Many albums save the worst track for last in a desperate attempt to extend the album and include all compositions without drawing too much attention to weaker efforts.  However, Singer strives to close strongly with what he cites as his favorite on Here Comes Saturn.  “Odysseus,” from which the album title originates, portrays the musician almost as a traveling bard, the likes of Homer’s protagonist himself, moving from place to place, town to town, holding nothing but an acoustic guitar with which to prove his worth.  And Singer does exactly that.  He culminates his first record with a song that in a somewhat anti-nostalgic manner reflects on the inevitability of the passage of time and with it, our lives.  It is an extremely mature piece of poetry for such a young artist, a trend consistent throughout the entire record.

Every minute Here Comes Saturn touches on many deep, deep concepts. The phrase “Here Comes Saturn” links to a mystical explanation for the deaths of so many musicians at the youthful age of 27 to something called “The Saturn Return.”  Thus, the album title is more than suiting, as the lyrical content covers many aspects of life and the fear of loss. Singer rather cerebrally writes from the heart, something that many artists of his genre can rather facetiously and ignorantly claim to do also.
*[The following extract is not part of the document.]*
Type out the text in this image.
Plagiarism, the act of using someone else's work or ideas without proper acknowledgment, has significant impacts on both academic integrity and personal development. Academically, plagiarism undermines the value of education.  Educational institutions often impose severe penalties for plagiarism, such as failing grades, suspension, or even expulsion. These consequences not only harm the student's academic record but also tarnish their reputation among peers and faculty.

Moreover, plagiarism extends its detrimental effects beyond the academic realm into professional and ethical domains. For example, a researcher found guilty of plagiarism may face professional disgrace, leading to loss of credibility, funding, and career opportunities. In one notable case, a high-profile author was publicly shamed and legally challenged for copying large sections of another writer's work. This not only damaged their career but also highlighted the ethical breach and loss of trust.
If you are searching for a raunchy album filled with fit-pumping, shallow anthems of glory, or one filled with loud, experimental beats, that pulls from every musical genre, Here Comes Saturn is not right for you.  However, if you are interested in closing your eyes, relaxing and being taken on a more spiritual journey, then Here Comes Saturn is a chilling and honest release from start to finish that deserves a spot in your record collection.